Family of insurance agents agrees to pay fines to keep licenses
Posted December 19, 2011
Updated December 20, 2011
Selma, N.C. — A family of insurance agents in Johnston County accused of violating state law have reached an agreement with the North Carolina Department of Insurance that requires them to pay fines in order to keep their insurance licenses.
A state audit in September alleged that Brad Cooper and his wife, Holly, overcharged customers at their two insurance companies by more than $60,000.
The Coopers bought Commercial and Farmers Insurance in Selma and Affordable Choice Insurance in Wendell from Holly Cooper's parents, Bill and Karen Honaker, who are accused of overcharging customers by more than $42,000.
The Honakers also sold an insurance agency in Clayton to their daughter, Holly Richardson, who is accused of overcharging clients by $9,000.
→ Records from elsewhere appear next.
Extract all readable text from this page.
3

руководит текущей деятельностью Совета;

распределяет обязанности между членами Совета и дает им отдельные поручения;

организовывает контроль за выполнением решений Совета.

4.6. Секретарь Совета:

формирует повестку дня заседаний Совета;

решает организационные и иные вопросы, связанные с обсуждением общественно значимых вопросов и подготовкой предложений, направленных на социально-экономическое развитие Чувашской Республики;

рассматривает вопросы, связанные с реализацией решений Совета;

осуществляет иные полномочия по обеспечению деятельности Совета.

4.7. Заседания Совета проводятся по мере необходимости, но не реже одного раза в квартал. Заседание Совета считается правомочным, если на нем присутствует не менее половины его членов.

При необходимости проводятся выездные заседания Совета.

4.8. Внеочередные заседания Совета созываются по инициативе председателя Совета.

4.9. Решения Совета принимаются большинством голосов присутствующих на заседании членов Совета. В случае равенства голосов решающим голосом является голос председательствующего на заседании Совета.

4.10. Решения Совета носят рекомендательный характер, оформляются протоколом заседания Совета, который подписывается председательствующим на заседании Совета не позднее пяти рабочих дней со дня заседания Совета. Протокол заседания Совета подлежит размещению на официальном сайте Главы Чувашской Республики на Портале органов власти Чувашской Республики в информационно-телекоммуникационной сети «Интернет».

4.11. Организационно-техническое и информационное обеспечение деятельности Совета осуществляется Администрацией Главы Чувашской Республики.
The Coopers, Richardson and the Honakers' son, Will Honaker, who owns Smithfield Insurance Agency, all use the parents' finance company, Premium Service Inc. of Selma, for billing, the audit states.
The Coopers, Honakers and Richardson all signed a settlement agreement with the Department of Insurance Monday, admitting they violated state insurance laws by charging service fees without the required disclosures and documentation.
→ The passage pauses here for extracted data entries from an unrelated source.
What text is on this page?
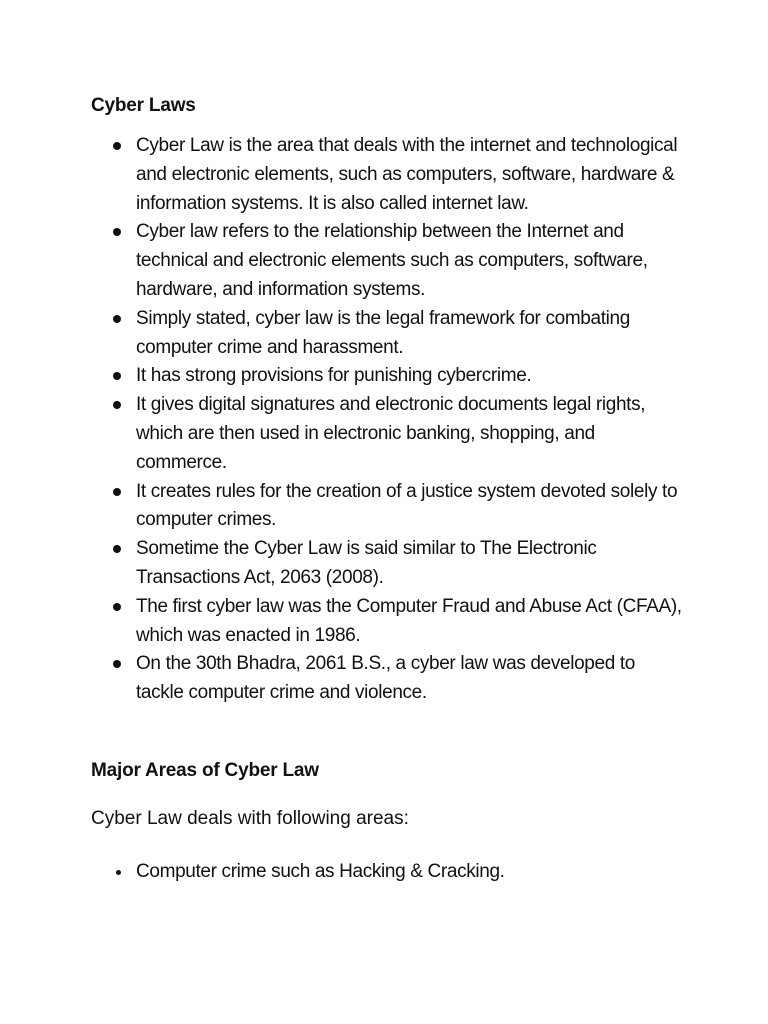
Cyber Laws
Cyber Law is the area that deals with the internet and technological and electronic elements, such as computers, software, hardware & information systems. It is also called internet law.
Cyber law refers to the relationship between the Internet and technical and electronic elements such as computers, software, hardware, and information systems.
Simply stated, cyber law is the legal framework for combating computer crime and harassment.
It has strong provisions for punishing cybercrime.
It gives digital signatures and electronic documents legal rights, which are then used in electronic banking, shopping, and commerce.
It creates rules for the creation of a justice system devoted solely to computer crimes.
Sometime the Cyber Law is said similar to The Electronic Transactions Act, 2063 (2008).
The first cyber law was the Computer Fraud and Abuse Act (CFAA), which was enacted in 1986.
On the 30th Bhadra, 2061 B.S., a cyber law was developed to tackle computer crime and violence.
Major Areas of Cyber Law
Cyber Law deals with following areas:
Computer crime such as Hacking & Cracking.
Under that agreement, the Coopers will have to pay a $100,000 fine. Richardson and the Honakers were each fined $50,000. All the agents are also required to repay clients who make a written request for a refund.
If they comply with those terms, they can keep their insurance licenses, the agreement states.
None of the agents could be reached for comment.
A Spring Hope couple first reported suspicions about dealings with Brad Cooper to the Department of Insurance and Attorney General.
Janine and Kent Schroeder allege that Brad Cooper forged a signature on an insurance policy with a 25 percent interest rate. The couple said that they never would have agreed to such a high rate and, when Janine Schroeder went to Brad Cooper's office to take a look at the original document, she said the signature did not match her or her husband's handwriting.
She told WRAL Investigates in September that she confronted him right away.
"He forged our name and he knew he did," she said.
The couple did receive a refund for the $90 they overpaid.